Crystal chemical and energy analysis of partition coefficients of impurities during melt crystallization: The case of olivine

Abstract

Partition coefficients (K) between forsterite crystal and melt are experimentally determined for many univalent, bivalent, trivalent, and tetravalent trace elements. Using numerical modeling, we calculated the energies of intrinsic and impurity defects in forsterite (Edf) and the energies of dissolution of univalent, bivalent, trivalent, and tetravalent impurities (Eds). These results are compared with literature data. A linear dependence is established for the energy of defects on the charge of the impurity ion and the relative difference in the radii of the impurity and matrix ions Δr/d, where d is the average interatomic distance in the matrix. Partition coefficients are described by parabolic dependences on Δr/d and charge of the impurity ion using literature data on K of impurity elements in olivines and impurity ion dissolution energies. Linear dependences-RTlnK-(Δr/d)2 and Eds-(Δr/d)2 pass through the origin for isovalent substitutions and are well apart from it for heterovalent substitutions. Linear dependence (Δr/d)2 has a free term of about 200 kJ/mol, which is approximately equal to a half of the energy of formation of the Frenkel defect in forsterite; this defect maintains electroneutrality.
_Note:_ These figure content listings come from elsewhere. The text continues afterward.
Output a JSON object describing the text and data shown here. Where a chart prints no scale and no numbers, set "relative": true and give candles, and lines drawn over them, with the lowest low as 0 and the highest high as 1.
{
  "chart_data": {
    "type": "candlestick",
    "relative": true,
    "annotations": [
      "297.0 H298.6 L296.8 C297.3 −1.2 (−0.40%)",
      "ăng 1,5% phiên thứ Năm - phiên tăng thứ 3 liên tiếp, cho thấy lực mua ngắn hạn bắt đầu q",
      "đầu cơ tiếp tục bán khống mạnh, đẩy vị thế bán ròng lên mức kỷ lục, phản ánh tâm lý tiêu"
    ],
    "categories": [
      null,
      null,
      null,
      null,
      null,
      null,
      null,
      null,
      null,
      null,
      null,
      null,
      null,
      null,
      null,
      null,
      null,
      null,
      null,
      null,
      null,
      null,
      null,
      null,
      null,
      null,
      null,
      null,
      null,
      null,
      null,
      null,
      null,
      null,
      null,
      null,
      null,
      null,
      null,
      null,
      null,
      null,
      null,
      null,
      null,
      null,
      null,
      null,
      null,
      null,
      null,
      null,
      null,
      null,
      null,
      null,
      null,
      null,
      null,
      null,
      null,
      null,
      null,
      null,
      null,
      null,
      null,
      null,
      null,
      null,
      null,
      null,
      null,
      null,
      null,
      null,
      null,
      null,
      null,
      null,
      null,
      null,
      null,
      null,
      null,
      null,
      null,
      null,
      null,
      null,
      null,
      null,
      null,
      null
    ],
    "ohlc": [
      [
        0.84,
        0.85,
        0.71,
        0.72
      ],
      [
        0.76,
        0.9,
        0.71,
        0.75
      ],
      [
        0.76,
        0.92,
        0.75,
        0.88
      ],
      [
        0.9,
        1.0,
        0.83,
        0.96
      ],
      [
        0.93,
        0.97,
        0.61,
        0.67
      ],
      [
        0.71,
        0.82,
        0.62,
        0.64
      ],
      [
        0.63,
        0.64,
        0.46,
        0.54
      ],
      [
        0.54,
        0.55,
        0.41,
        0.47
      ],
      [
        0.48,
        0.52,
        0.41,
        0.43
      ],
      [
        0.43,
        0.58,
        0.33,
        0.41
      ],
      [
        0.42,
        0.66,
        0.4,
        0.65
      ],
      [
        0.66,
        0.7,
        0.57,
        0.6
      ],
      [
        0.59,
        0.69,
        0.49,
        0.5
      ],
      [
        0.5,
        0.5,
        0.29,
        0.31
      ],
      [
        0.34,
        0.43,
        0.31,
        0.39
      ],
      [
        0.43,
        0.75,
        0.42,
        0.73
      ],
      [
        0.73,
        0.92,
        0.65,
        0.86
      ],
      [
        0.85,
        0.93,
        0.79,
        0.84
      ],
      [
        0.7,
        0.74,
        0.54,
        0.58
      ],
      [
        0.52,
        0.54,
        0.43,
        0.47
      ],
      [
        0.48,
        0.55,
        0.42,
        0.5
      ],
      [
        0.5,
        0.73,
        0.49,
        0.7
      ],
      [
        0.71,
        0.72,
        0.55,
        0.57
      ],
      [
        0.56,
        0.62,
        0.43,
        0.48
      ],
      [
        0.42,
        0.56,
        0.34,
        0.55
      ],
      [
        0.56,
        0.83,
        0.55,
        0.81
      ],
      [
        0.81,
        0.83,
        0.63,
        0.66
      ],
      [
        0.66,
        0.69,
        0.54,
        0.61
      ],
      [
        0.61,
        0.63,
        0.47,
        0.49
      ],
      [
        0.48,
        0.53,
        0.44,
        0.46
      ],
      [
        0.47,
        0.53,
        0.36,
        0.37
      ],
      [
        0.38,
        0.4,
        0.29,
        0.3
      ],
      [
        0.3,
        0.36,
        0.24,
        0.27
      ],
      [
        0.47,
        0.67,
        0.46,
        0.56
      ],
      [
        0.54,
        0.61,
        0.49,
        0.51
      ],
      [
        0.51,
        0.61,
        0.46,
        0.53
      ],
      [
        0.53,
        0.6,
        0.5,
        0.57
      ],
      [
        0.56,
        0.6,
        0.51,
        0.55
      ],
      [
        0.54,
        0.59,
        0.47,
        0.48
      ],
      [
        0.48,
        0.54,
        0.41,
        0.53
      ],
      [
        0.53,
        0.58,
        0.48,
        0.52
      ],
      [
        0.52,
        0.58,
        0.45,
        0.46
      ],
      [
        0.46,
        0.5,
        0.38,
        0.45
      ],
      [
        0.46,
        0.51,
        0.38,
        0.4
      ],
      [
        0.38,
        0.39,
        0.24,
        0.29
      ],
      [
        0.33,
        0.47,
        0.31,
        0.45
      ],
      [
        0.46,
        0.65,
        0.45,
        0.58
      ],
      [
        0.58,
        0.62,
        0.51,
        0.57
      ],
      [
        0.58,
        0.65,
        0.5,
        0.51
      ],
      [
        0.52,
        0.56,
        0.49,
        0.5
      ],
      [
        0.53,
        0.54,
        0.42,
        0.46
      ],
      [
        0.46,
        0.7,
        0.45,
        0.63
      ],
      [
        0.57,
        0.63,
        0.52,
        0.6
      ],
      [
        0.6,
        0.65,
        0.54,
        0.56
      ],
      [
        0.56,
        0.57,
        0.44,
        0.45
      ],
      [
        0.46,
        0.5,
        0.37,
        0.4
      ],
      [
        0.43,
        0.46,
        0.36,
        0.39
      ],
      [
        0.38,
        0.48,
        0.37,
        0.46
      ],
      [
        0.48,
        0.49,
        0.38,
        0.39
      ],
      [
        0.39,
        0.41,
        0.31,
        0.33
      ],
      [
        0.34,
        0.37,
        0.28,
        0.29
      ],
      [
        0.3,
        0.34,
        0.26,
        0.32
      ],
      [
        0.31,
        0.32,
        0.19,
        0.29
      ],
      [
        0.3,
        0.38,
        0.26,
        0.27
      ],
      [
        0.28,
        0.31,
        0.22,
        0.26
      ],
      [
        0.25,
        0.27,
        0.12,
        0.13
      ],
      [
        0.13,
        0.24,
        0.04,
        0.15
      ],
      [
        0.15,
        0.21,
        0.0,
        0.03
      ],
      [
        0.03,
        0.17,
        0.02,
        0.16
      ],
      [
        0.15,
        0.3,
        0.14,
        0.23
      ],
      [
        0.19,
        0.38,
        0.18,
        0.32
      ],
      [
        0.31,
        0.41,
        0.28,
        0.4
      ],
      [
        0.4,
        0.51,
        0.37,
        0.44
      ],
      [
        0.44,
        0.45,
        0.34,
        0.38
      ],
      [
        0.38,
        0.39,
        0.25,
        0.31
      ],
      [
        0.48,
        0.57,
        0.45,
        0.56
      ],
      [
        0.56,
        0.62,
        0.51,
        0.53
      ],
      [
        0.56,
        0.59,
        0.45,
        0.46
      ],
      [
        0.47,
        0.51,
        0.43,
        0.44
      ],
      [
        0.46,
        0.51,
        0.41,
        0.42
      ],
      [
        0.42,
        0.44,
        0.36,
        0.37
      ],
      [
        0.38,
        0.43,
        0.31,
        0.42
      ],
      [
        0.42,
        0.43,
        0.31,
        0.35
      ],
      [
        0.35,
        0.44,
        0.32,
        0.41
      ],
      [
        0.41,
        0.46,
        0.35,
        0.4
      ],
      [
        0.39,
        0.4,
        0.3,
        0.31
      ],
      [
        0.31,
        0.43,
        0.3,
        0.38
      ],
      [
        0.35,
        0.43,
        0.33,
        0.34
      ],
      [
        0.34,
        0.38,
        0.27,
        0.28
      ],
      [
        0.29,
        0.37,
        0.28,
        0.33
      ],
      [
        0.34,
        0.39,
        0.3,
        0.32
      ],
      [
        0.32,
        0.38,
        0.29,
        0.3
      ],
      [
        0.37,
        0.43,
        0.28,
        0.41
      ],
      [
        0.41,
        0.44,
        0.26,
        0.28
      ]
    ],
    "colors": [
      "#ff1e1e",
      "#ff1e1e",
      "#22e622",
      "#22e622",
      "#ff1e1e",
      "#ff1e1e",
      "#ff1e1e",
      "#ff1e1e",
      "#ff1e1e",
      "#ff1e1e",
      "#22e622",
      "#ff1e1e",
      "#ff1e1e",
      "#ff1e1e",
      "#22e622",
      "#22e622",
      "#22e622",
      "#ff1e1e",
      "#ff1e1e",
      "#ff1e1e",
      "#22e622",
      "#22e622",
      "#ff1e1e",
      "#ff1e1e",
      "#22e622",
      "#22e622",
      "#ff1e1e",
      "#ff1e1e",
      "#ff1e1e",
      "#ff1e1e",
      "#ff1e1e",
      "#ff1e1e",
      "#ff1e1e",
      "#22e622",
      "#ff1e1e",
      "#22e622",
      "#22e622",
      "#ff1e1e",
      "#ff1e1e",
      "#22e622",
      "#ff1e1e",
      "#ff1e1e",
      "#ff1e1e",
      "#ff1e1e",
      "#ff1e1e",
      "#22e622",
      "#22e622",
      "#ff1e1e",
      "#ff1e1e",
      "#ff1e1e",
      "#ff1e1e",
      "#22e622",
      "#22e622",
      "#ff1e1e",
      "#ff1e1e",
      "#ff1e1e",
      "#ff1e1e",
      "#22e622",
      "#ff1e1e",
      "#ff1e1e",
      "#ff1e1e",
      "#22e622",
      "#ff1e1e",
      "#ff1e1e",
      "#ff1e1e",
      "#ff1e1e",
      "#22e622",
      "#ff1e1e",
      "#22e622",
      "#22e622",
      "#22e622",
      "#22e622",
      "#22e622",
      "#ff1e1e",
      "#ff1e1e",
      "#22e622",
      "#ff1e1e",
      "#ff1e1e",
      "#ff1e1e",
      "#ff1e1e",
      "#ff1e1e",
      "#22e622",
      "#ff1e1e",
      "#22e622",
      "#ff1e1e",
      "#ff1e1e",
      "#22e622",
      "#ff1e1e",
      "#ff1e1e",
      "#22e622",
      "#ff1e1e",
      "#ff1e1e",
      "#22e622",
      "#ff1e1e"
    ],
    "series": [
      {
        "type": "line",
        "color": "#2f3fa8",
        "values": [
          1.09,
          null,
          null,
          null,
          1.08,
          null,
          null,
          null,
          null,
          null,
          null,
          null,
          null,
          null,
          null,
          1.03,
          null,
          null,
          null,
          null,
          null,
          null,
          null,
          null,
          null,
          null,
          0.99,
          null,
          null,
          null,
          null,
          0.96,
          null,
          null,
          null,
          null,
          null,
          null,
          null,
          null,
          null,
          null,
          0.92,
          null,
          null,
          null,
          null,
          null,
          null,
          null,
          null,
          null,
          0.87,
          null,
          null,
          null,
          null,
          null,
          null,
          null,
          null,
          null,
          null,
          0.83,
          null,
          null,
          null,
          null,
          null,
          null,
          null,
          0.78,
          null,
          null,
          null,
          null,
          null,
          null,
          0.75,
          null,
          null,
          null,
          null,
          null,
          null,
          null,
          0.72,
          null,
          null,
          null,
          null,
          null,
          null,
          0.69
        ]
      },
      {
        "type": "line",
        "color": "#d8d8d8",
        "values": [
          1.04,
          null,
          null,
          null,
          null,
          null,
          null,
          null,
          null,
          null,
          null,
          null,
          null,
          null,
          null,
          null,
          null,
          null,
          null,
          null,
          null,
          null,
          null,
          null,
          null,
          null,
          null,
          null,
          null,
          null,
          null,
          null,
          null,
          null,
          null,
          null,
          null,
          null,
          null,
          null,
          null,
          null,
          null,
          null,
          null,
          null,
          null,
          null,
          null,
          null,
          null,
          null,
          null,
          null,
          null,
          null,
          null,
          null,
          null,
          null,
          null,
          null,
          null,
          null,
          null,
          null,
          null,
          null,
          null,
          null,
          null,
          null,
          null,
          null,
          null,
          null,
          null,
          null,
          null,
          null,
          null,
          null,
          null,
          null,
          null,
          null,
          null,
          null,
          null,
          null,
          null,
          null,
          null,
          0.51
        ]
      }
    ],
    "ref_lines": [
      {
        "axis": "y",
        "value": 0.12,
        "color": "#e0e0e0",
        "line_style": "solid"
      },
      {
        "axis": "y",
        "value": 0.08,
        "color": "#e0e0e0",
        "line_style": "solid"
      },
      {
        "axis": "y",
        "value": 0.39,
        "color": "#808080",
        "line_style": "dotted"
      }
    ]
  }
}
If valency is compensated due to addition into the melt of an ion with another charge (than that of the impurity ion), Eds-(Δr/d)2 and-RTlnK-(Δr/d)2 lines at low (Δr/d)2 shift to the origin. This means that energy consumption for coupled isomorphism is lower than that for the formation of intrinsic structural defects. Correlation dependences are proposed for the distribution of impurities and the energy of their dissolution. They indicate the increasing contribution of the entropy components of impurity ion dissolution energy during heterovalent isomorphism.